Software Heritage Datasets
Software Heritage is the largest existing public archive of software source code and accompanying development history. The Software Heritage Datasets provide diverse representations and subsets of this vast archive, designed to support a wide range of research and analytical needs. These include the fully deduplicated Merkle DAG representation, derived datasets tailored for specific use cases, lightweight teaser datasets for preliminary exploration, etc. The data is collected from major development forges, FOSS distributions, and language-specific package managers, and includes crawling metadata along with anonymized author and committer information.
Graph exports
A fully-deduplicated Merkle DAG representation of the Software Heritage archive.
Derived datasets
Datasets derived from a graph export and/or compressed graph, with specific data, goals and intended usages.
Datasets by export date
Access datasets by date.
By accessing the datasets, you agree with the Software Heritage Ethical Charter for using the archive data, the terms of use for bulk access, and the Software Heritage principles for large language models.

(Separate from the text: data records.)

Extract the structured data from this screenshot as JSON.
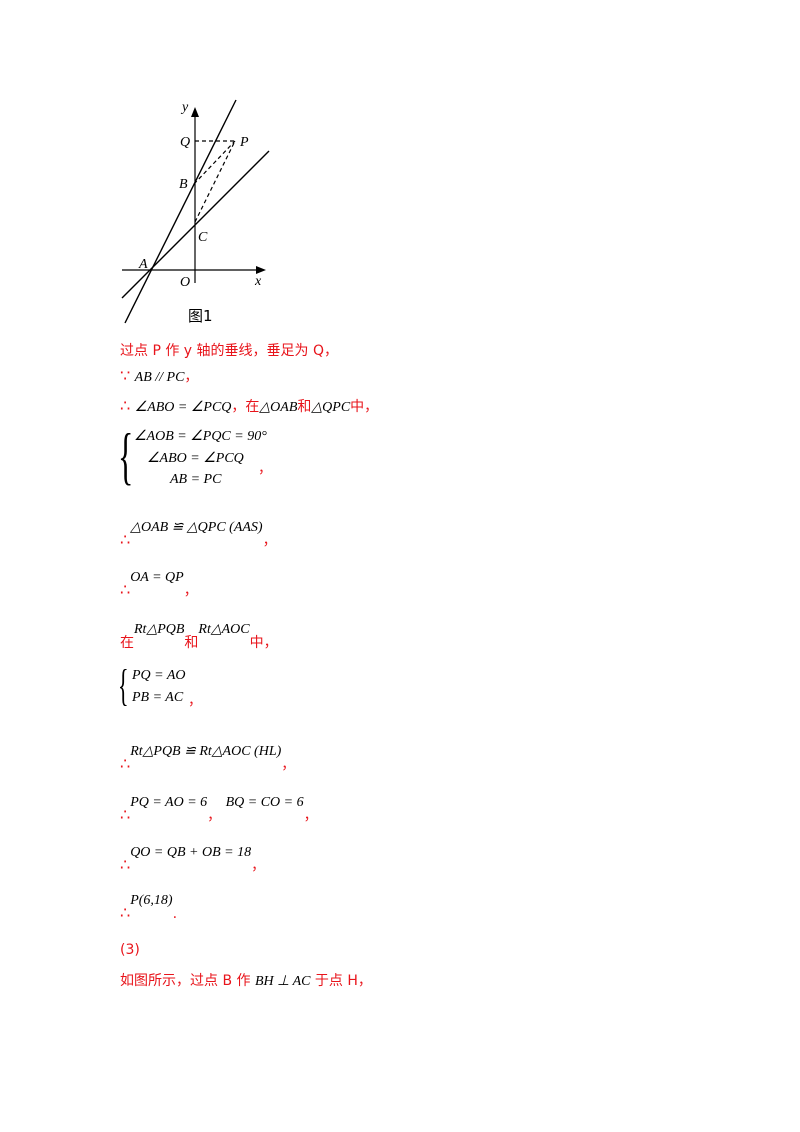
{
  "figure": {
    "labels": {
      "y": "y",
      "x": "x",
      "Q": "Q",
      "P": "P",
      "B": "B",
      "C": "C",
      "A": "A",
      "O": "O"
    },
    "caption": "图1"
  },
  "lines": {
    "l1_text": "过点 P 作 y 轴的垂线，垂足为 Q，",
    "l2_math": "AB // PC",
    "l2_tail": "，",
    "l3_math": "∠ABO = ∠PCQ",
    "l3_mid": "，在",
    "l3_tri1": "△OAB",
    "l3_and": "和",
    "l3_tri2": "△QPC",
    "l3_tail": "中，",
    "sys1": [
      "∠AOB = ∠PQC = 90°",
      "∠ABO = ∠PCQ",
      "AB = PC"
    ],
    "sys1_tail": "，",
    "l5_math": "△OAB ≌ △QPC (AAS)",
    "l5_tail": "，",
    "l6_math": "OA = QP",
    "l6_tail": "，",
    "l7_pre": "在",
    "l7_tri1": "Rt△PQB",
    "l7_and": "和",
    "l7_tri2": "Rt△AOC",
    "l7_tail": "中，",
    "sys2": [
      "PQ = AO",
      "PB = AC"
    ],
    "sys2_tail": "，",
    "l9_math": "Rt△PQB ≌ Rt△AOC (HL)",
    "l9_tail": "，",
    "l10_math1": "PQ = AO = 6",
    "l10_mid": "，",
    "l10_math2": "BQ = CO = 6",
    "l10_tail": "，",
    "l11_math": "QO = QB + OB = 18",
    "l11_tail": "，",
    "l12_math": "P(6,18)",
    "l12_tail": ".",
    "l13": "(3)",
    "l14_pre": "如图所示，过点 B 作",
    "l14_math": "BH ⊥ AC",
    "l14_tail": "于点 H，"
  },
  "symbols": {
    "because": "∵",
    "therefore": "∴"
  }
}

To learn how to use the datasets read the documentation.
If you use any of the datasets indexed on this website for research purposes, please acknowledge Software Heritage as recommended in the publications page, which means doing the next two things:
- Add a footnote on the title page of your paper, formatted as: “This work was made possible by Software Heritage, the universal source code archive: https://www.softwareheritage.org”
-
Cite at least one of the following papers:
- Roberto Di Cosmo, Stefano Zacchiroli. Software Heritage: Why and How to Preserve Software Source Code. iPRES 2017. (BibTeX)
- Jean-François Abramatic, Roberto Di Cosmo, Stefano Zacchiroli. Building the universal archive of source code. Communications of the ACM 61(10): 29-31 (2018). (BibTeX)
Specific datasets might recommend additional citations, to credit their creators.